I really don’t like snakes.
She releases me suddenly, and the little Harpy girl is there, tugging on my shirt. “Are you the Nyx?” she asks, eyes wide. Her question sends a hush across the gathering crowd, and I shake my head.
“No, no, I’m not—”
My protest is cut off by a Cyclops who breaks from the crowd and grabs my hand, pumping it up and down. “You’re real. I knew you were real. My grandmother used to tell me about you. I knew you’d come for us. I knew it!”
“No, I’m sorry, but I’m not the Nyx.”
I don’t have a chance to argue before I’m spun around to face the Harpy. She grins at me, her happiness a bright chocolate-chip-cookie scent. She presses a flight feather into my hand, the sharp edge cutting my palm a little.
“I am in your debt, Nyx. Me and my daughter.” I look down at the flight feather, and a lump forms in my throat. A flight feather is a huge sign of gratitude. And here I destroyed the Acolytes just as much because the darkness wanted to as for anything else.

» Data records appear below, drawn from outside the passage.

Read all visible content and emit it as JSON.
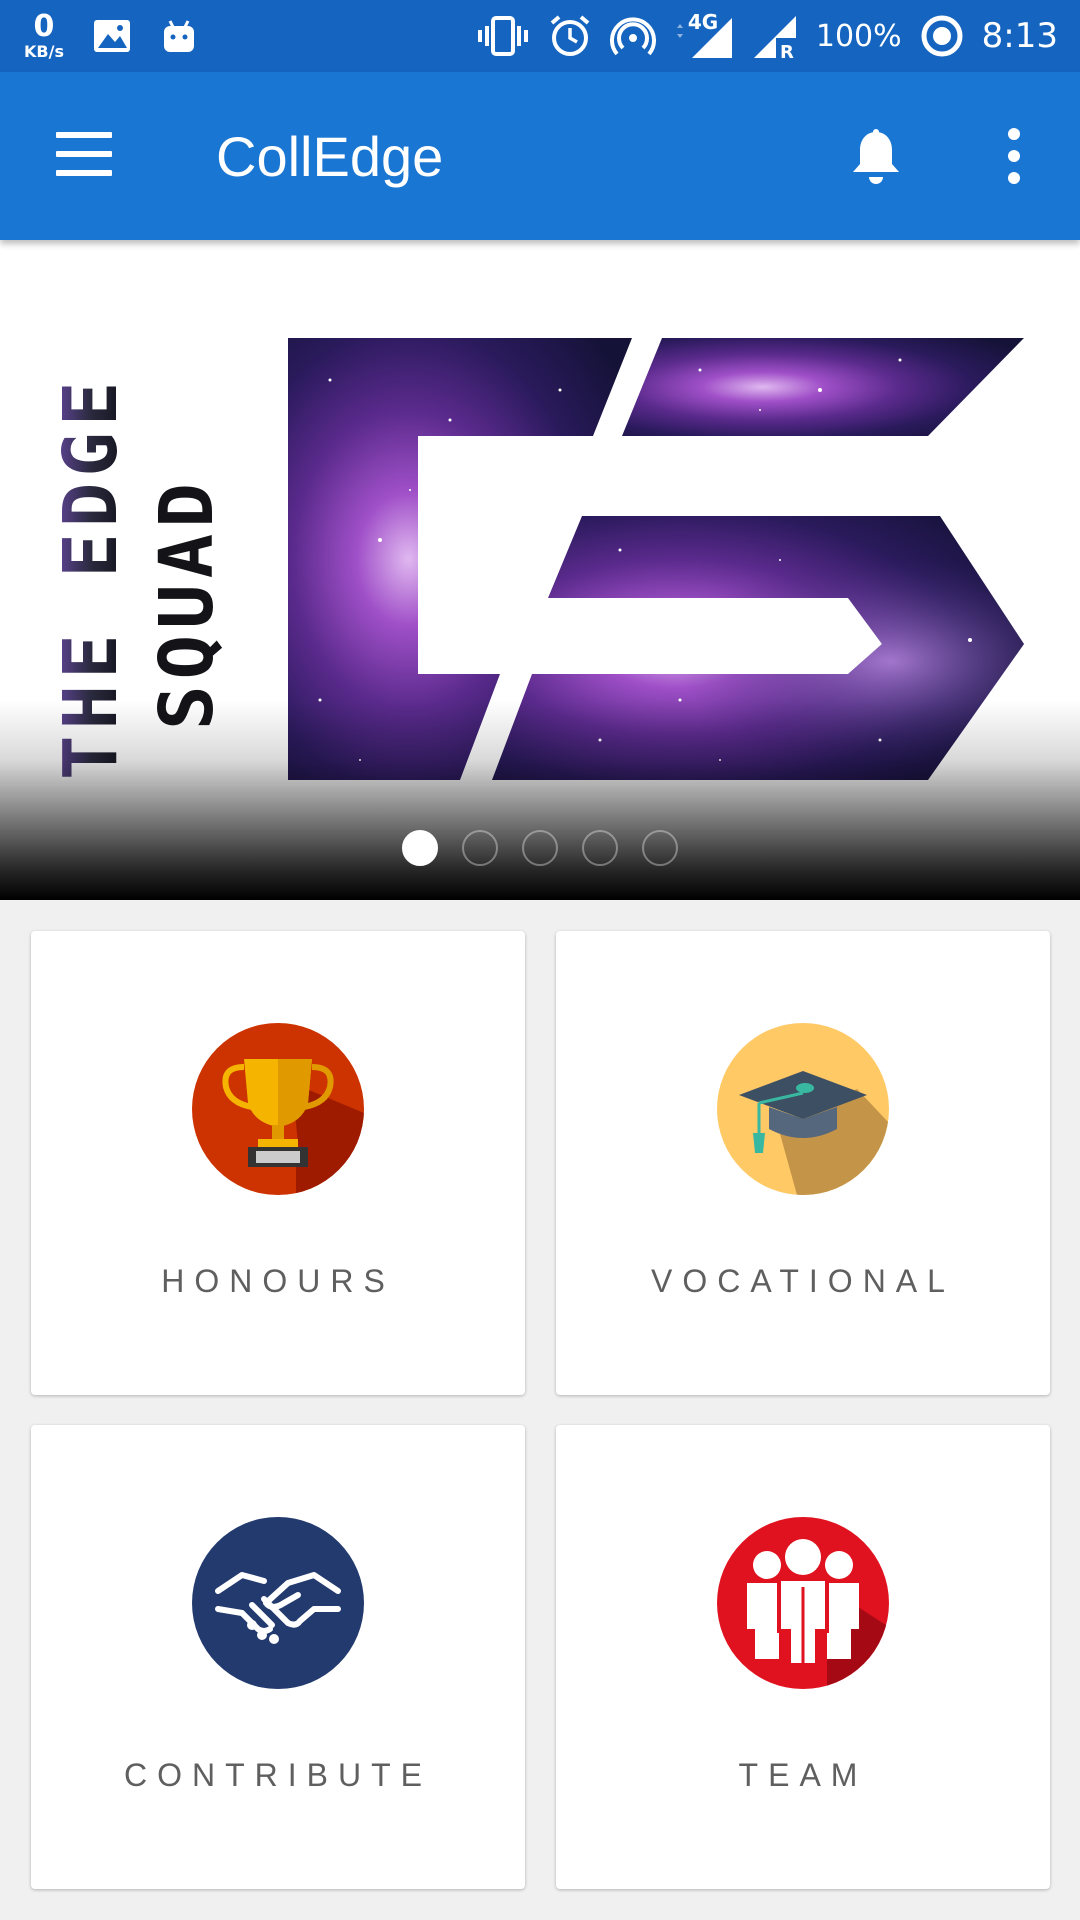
{
  "status_bar": {
    "speed_value": "0",
    "speed_unit": "KB/s",
    "network": "4G",
    "battery": "100%",
    "time": "8:13",
    "icons": [
      "image-icon",
      "android-icon",
      "vibrate-icon",
      "alarm-icon",
      "hotspot-icon",
      "signal-icon",
      "roaming-signal-icon",
      "battery-saver-icon"
    ]
  },
  "app_bar": {
    "title": "CollEdge",
    "color": "#1976d2"
  },
  "banner": {
    "logo_line1": "THE EDGE",
    "logo_line2": "SQUAD",
    "slide_count": 5,
    "active_slide": 1
  },
  "tiles": [
    {
      "label": "HONOURS",
      "icon": "trophy-icon",
      "color": "#cc3300"
    },
    {
      "label": "VOCATIONAL",
      "icon": "graduation-cap-icon",
      "color": "#ffc966"
    },
    {
      "label": "CONTRIBUTE",
      "icon": "handshake-icon",
      "color": "#233a6e"
    },
    {
      "label": "TEAM",
      "icon": "team-icon",
      "color": "#e0121f"
    }
  ]
}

I nod and try to give her back the flight feather. “It’s not a big deal.” She won’t accept the feather, just pushes it so it cuts a little deeper into my palm.
“You have to take it. Please. You saved Freesia’s life. You know that’s a debt that must be repaid.”
I nod, because she’s right. Harpies are very strange about repaying debts to the people who help them. I can’t help but think of Cass. She’s saved my life on more than one occasion. If I had flight feathers to give her, she’d have at least a dozen.
I frown. “Wait, what do you mean I saved your daughter’s life? What did the Acolytes want with her?”